The museum contains 200 galleries and more than 500,000 works of art. Not only does it have famed collections of 20th-century art and medieval armor but also displays of Renaissance tapestries, Sevres porcelain, Chinese furniture and American art.

Surrounding and enhancing these exhibits and displays are films, lectures and musical performances.

"There are great experiences to be had in this museum," said Jean Sutherland Boggs, the museum's director. "Marvelous things. A variety of things that range from Van der Weyden's dramatic portrayal of the Crucifixion to something frivolous like our exhibit of children's clothing."

Talks and tours are free with admission ($2 for adults and $1 for children, students and senior citizens).

Boggs said she is disappointed more people don't visit the museum. She cites two problems, a lack of public transportation and the edifice itself.

"People look at the museum and tend to think of it as an external monument."

Boggs said she has made only a few changes since she became the museum's director two years ago. "It's been a period of consolidation and assessment. I've accomplished small things. I've tried to smooth things out administratively and have brought more planning to exhibitions. "You have to work within the perimeters of the museum itself. Certain things have developed historically and you must respect them."

The soft-spoken, gray-haired director came to Philadelphia from Harvard, where she was a professor of fine arts.

Across the country, people are visitng museums in increasing numbers. Last year, the Metropolitan Museum in New York drew 1 million visitors more than the Grand Canyon. More than 8 million Americans saw "The Treasures of Tutankhamen" during its two-year tour.

A museum must serve a wide variety of tastes and interests, she said, pointing to ethnic festivals built around Irish and Mexican art that she said have attracted people who have never before visited the museum.

Bringing more people into a museum can be counterproductive, if the experience turns out to be unenjoyable, according to Boggs. A visit to the museum, she feels, must be both educational and pleasurable.

Museum visits have, in recent years, consisted of more than viewing works of art. Museums have developed a whole range of entertainment and learning tools to accompany major exhibits.

"Museums have discovered that people like to have art placed in a broad context, a context that shows the relationship of a work of art with the time and place from which it comes," Boggs said.

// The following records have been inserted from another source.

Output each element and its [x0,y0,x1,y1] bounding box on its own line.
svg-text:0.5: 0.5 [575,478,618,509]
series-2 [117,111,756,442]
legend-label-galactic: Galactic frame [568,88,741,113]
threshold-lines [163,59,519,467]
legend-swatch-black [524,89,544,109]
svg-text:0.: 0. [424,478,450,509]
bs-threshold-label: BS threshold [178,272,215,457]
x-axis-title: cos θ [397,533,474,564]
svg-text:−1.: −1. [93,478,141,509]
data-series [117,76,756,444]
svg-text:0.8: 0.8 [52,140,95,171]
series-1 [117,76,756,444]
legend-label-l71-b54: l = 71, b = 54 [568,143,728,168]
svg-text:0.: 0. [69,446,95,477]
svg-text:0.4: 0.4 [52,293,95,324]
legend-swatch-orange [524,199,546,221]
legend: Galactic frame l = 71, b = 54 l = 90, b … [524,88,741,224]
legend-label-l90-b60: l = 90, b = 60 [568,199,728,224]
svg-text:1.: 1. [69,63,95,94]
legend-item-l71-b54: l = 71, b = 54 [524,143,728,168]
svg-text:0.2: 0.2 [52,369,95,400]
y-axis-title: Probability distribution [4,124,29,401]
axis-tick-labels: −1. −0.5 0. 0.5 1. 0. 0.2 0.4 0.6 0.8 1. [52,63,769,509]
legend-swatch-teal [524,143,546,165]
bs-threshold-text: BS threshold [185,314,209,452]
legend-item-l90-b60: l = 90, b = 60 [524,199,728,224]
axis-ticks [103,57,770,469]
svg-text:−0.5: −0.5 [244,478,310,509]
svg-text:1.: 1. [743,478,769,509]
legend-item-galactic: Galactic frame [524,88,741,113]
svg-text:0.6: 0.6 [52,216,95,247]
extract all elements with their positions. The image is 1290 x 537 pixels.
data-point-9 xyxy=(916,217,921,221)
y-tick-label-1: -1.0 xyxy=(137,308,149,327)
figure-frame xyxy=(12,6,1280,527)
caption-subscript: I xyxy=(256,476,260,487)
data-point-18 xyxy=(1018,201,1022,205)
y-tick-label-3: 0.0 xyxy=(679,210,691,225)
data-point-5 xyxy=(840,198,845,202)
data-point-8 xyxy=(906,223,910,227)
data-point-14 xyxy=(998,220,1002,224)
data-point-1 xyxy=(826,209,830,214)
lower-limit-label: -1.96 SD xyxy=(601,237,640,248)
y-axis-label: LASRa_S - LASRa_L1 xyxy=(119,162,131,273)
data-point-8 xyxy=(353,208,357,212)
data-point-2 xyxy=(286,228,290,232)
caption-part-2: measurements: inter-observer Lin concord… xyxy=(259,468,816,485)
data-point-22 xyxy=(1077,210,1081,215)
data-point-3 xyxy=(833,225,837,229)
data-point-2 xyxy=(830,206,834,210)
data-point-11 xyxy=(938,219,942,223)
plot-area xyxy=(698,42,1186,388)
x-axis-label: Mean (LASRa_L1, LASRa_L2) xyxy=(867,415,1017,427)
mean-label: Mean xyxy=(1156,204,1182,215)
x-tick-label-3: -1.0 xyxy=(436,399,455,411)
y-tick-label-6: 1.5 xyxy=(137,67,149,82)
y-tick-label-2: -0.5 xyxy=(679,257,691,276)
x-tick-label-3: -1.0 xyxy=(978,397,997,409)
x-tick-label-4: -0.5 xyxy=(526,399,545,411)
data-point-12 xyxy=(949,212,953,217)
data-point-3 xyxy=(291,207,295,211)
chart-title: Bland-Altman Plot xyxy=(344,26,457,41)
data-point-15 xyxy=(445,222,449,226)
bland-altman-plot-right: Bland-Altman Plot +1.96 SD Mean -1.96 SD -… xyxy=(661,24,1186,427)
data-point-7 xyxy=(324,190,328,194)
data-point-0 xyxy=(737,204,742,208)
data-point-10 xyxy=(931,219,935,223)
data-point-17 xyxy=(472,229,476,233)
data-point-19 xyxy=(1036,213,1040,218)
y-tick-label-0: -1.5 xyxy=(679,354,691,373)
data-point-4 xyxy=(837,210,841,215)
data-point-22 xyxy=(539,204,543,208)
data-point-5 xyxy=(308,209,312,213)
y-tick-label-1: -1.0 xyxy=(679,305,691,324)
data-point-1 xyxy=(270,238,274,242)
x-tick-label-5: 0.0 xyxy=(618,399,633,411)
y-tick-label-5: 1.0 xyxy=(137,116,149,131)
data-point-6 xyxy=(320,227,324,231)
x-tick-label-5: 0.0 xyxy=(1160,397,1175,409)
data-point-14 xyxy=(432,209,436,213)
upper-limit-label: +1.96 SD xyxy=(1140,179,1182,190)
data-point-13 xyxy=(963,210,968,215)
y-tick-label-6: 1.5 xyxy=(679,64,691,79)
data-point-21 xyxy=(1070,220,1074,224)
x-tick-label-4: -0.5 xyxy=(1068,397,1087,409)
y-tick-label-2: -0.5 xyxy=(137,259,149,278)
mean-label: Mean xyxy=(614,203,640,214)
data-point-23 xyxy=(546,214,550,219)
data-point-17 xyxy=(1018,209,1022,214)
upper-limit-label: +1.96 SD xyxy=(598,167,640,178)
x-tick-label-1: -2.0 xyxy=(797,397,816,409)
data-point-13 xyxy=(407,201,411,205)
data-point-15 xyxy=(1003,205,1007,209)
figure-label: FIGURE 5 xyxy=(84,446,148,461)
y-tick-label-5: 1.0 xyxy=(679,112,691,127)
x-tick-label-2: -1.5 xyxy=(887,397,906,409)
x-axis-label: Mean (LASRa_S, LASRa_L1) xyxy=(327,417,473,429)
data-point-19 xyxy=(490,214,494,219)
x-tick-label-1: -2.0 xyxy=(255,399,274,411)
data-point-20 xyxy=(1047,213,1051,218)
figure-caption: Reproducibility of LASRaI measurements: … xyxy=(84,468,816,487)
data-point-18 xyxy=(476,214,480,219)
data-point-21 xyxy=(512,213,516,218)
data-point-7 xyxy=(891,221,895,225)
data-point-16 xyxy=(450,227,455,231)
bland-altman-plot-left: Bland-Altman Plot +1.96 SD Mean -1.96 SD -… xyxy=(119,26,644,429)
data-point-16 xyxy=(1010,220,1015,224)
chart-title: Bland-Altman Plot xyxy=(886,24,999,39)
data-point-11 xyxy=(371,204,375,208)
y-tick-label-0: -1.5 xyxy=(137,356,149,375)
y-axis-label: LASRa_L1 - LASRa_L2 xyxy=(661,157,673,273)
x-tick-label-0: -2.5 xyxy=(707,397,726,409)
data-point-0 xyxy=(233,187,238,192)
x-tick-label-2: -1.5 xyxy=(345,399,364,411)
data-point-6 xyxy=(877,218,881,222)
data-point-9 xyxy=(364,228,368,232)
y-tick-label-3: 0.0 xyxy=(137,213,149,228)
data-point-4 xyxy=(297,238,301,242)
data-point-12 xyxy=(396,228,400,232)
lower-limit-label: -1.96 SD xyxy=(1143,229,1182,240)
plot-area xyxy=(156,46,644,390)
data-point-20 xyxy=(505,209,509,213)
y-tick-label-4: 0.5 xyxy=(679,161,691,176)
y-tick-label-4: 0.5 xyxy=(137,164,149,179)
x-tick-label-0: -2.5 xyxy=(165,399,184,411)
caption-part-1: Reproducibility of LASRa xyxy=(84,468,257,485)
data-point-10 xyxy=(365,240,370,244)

When she discusses the museum's strengths, she points immediately to its collection of early 20th-century art. "Any museum putting on an exhibit of works by Duchamp has to borrow from us."

She also is proud of the museum's rug collection, its armor holdings, its collection of 16th-century French furniture and sculpture and its extraordinary period rooms that range from French salons to the reception hall of a Chinese emperor's chef eunuch.

Adding to these collections is difficult, she said. "Our acquisition fund is only $250,000 a year, far less than museums in Boston, Cleveland and New York."

Boggs is looking for new ways to add to the museum's collections by approaching foundations and trusts.

"We are constantly torn between increasing our acquisitions and spending money on operatons. The cost of keeping the museum open has increased dramatically in recent years. An important question for the future will be: Can society afford museums?"